All Those Gizmos

As much as it bothers me that our kids still play video games while we cruise, I do find comfort in that they are using part of it – their gizmos, the gaming platforms, our precious little bandwidth – to keep their network, their Social Network that is, fresh and active. And it is very interesting to see how they interact with all this.

Call me an “old timer” or such, but to me a gizmo – be it a computer or a chartplotter – is simply a tool to help me perform certain actions. But I can’t help but think that “today’s kids” have a far more organic relationship with technology. From the way they interact with the gizmos to how they procure information and communicate to one another. It looks all so different to me.

Here is Paulo in Roblox trying to decode a system to unlock a cyber-friend. Even his virtual self plays with gizmos on the virtual world !

Also, their virtual reality is far more intertwined to their real one. When I was a kid, I would go outside to play with the other kids in the neighborhood (oh, here comes the “Old Timer’s talk” !). Today’s kids use their gizmos to do so. And while there is an awful lot of alone-time spent playing “stuff”, their gizmos – and the games they enable – are also used as a means of socializing, of playing together. Many a time we had a number of kids onboard playing some game together. Yes, they were INSIDE the cabin, playing with their gizmos, not outside. But still, they were all playing together, laughing their pants off, having a good time as friends, developing social skills (and, to be fair, they ALSO spend time outside, swimming, sailing, playing at the beach). Yes, it is very much different to the way I played back when technology was much less and farther from us. But is it worse?

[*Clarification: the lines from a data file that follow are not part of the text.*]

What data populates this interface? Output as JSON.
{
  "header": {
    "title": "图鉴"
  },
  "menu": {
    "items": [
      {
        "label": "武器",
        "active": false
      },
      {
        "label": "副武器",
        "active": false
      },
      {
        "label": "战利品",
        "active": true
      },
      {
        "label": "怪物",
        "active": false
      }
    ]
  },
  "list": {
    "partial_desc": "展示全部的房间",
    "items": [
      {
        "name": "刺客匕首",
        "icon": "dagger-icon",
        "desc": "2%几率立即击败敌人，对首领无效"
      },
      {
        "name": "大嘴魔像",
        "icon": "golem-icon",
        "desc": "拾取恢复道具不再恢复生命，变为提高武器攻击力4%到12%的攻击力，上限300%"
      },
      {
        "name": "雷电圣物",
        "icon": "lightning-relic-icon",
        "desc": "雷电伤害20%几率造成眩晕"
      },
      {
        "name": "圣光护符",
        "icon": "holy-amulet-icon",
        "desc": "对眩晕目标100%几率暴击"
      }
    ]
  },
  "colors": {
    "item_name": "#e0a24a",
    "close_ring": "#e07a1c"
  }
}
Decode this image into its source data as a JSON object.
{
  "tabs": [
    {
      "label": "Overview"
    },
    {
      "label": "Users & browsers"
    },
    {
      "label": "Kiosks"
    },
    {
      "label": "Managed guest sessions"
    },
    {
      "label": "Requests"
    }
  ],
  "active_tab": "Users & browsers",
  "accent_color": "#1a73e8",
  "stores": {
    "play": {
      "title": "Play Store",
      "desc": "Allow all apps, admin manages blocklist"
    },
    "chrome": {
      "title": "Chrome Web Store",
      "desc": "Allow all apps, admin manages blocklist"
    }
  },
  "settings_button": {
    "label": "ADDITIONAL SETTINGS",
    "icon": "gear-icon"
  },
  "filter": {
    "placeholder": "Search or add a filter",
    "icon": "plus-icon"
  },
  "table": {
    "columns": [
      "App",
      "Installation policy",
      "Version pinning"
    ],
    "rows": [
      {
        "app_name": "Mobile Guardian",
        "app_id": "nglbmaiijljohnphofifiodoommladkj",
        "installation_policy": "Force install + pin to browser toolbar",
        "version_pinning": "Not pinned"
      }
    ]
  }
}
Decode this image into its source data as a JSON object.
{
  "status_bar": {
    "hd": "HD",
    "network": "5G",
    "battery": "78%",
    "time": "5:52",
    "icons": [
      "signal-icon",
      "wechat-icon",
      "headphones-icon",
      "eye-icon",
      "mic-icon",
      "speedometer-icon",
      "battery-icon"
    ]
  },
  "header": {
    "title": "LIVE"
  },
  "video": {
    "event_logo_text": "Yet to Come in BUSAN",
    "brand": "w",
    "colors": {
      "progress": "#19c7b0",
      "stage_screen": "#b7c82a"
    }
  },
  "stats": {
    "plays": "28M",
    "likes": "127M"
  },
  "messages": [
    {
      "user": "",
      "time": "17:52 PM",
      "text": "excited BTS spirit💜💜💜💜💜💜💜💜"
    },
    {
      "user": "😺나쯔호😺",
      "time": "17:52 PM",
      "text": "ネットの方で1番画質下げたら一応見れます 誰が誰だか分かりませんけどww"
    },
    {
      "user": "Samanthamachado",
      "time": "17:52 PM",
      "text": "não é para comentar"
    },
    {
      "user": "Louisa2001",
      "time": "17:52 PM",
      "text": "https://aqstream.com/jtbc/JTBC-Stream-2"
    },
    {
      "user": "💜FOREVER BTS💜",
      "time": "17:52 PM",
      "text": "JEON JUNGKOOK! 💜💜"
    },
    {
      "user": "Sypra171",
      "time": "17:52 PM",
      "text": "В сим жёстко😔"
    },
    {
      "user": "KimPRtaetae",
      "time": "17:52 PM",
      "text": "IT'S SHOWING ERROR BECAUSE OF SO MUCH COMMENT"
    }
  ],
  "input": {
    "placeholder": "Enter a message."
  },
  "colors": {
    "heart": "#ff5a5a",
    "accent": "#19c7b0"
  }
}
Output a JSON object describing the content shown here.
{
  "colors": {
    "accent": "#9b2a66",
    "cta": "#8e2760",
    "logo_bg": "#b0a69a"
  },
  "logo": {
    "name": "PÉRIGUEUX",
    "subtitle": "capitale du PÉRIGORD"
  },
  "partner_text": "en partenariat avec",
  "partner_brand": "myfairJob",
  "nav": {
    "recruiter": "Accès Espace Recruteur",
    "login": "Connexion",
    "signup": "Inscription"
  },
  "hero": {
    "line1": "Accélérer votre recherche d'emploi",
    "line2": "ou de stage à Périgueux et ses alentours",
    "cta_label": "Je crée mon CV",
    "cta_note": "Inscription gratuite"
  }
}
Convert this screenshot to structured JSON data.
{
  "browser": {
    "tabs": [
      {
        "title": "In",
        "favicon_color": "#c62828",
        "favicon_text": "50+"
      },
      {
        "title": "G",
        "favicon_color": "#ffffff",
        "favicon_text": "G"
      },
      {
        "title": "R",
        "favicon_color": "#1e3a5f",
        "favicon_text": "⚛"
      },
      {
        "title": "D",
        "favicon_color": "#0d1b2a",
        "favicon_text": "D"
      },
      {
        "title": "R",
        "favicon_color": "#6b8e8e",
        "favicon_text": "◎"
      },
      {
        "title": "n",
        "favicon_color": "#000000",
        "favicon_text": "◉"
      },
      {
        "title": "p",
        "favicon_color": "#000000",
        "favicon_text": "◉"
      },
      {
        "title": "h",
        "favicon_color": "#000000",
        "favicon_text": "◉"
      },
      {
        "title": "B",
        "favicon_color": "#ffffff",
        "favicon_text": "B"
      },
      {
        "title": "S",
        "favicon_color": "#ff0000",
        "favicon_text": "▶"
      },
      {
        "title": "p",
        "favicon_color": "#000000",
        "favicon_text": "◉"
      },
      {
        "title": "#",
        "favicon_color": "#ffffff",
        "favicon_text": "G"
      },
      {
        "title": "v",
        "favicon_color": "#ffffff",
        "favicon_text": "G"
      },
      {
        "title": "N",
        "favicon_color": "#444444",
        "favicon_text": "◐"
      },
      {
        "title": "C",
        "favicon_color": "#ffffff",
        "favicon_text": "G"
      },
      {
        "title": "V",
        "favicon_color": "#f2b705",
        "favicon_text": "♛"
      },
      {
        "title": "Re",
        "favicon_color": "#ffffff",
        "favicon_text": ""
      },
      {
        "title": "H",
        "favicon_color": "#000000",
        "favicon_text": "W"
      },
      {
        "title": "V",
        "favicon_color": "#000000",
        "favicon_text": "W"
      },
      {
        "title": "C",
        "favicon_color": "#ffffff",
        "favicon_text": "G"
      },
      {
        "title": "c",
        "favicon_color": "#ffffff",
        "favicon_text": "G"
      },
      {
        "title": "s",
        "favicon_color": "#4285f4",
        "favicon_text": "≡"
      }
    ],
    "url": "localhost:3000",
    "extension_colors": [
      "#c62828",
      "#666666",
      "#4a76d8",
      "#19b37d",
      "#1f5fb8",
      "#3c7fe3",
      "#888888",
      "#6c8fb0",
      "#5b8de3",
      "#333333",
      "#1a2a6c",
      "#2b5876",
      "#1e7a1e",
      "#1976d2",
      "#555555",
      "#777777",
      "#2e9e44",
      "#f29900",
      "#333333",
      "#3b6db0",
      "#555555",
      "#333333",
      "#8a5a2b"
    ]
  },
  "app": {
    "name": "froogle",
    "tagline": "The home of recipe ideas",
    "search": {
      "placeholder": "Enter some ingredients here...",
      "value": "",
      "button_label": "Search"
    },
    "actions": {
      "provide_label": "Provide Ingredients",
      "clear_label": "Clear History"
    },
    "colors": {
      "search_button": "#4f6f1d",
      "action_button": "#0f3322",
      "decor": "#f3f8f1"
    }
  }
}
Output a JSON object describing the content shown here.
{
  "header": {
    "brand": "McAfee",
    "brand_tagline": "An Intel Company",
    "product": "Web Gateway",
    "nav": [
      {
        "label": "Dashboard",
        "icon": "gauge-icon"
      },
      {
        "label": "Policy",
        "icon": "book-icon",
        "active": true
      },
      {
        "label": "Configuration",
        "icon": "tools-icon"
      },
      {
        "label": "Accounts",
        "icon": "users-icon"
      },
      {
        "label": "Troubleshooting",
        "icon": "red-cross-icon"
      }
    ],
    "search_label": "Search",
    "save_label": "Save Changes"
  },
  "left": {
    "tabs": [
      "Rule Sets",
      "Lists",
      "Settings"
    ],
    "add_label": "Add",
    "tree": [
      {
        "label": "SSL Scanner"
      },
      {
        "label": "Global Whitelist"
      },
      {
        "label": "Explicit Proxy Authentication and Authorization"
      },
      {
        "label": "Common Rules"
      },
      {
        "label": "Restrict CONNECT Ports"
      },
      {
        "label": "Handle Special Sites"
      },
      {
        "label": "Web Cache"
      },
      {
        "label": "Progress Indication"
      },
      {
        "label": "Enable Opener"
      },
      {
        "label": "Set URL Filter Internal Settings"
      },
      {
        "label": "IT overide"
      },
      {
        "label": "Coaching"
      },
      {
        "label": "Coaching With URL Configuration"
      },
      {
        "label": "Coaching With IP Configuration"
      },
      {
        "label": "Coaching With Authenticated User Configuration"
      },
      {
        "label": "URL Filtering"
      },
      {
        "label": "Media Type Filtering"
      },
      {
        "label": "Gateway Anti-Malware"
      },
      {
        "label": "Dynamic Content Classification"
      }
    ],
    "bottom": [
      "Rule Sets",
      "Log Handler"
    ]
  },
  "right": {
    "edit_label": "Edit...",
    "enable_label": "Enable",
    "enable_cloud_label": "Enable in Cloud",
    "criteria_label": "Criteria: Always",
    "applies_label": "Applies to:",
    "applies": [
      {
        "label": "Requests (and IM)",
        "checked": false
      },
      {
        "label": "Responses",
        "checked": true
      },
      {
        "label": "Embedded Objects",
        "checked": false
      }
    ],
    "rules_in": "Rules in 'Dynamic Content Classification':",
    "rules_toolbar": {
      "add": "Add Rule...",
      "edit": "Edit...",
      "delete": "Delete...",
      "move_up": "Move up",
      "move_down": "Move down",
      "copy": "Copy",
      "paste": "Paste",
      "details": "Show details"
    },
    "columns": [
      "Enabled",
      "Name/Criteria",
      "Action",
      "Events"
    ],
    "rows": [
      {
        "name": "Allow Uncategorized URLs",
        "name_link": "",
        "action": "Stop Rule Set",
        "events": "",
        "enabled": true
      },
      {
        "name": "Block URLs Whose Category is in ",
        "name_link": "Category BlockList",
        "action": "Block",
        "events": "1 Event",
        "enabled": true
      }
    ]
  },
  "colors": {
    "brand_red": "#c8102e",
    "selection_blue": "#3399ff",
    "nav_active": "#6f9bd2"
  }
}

I have long been a denier of videogaming, often blaming myself for having first brought a gizmo home, and frowning at seeing the kids in front of a screen while the sun is shining outside. And the togetherness inherent to the cruising life has augmented this feeling for me. At the same time, it has given me the opportunity to observe how they interact with technology, and gradually my distaste for the matter has been turning.

As on the example mentioned earlier, many times have we seen our kids playing among other friends using their gizmos and a gaming platform. Yes, it is discomforting for us to see them all looking at screens. But, again, they ARE playing together, having a good time, and building their social skills. It may not be the way I would like it to be, but it is not necessarily bad. On another example, last year Paulo learned a surprising amount of physics, including ballistics and even a touch of relativity, simply because he was interested on a game where he was supposed to build and launch rockets to space. And Adriana and I have been surprised already when, running into farms while on hiking, Raquel or Paulo would recite their knowledge of farming garnered on Minecraft.

Does it mean that I have given in to the gizmo-mania and videogame-frenzy? Have I become a “converted”? I don’t know, and don’t even think it matters.

What I have come to realize, however, is that the usage of gizmos – and videogaming – is not necessarily bad. or Just bad.

Sure, there is a lot of bad stuff out there, games with evil content and such, activities that don’t promote learning or socialization. But there is also good stuff. Content that do promote healthy learning, development and even socialization. I see my role as a parent, nowadays, as one who provides some guidance to Paulo and Raquel on the usage of their gizmos – and their time with it.

In practice, I find it very difficult to control the Amount of usage – the time they spend in front of their screens. Luckily, the cruising life makes it slightly easier, for there is nearly always a fair amount of options available right outside of the cabin. But, still, it’s an ongoing work which requires patience, determination and some friction.

On the other hand, I have found it much less difficult to provide guidance on What they play. Games of extreme violence, like Call of Duty for instance, or pure time-wasters, like Geometry Dash, are heavily criticized and even banned. But games with some didactical content, Kerbal Space Program being one example, and/or those which enable socialization, like Minecraft, are welcome. Last year I even created my own profile in Minecraft and confess to have spent great hours of togetherness with them, learning to play in their own worlds, and understanding first-hand what they do, or why they like it.

Do I do it right? Most certainly not. There are lots of fine lines to thread. One of them, for instance, is the amount of guidance to provide. Get too close, and I will start curbing creativity, and soon enough try to mold their usage to what I believe is right- they will get bored, I will probably get alienated, and the major benefit of letting them drive the discovery will have been curtailed.

So, it’s all like trying to replace a flat tire while underway – my discovering how to deal with all this and promote the most development out of their relationship with gizmos, while at the same time they discover their own ways of dealing with it, and with our perception of it.

I find it exciting to be in such a Journey with them, and hope they become beings more capable than I ever was.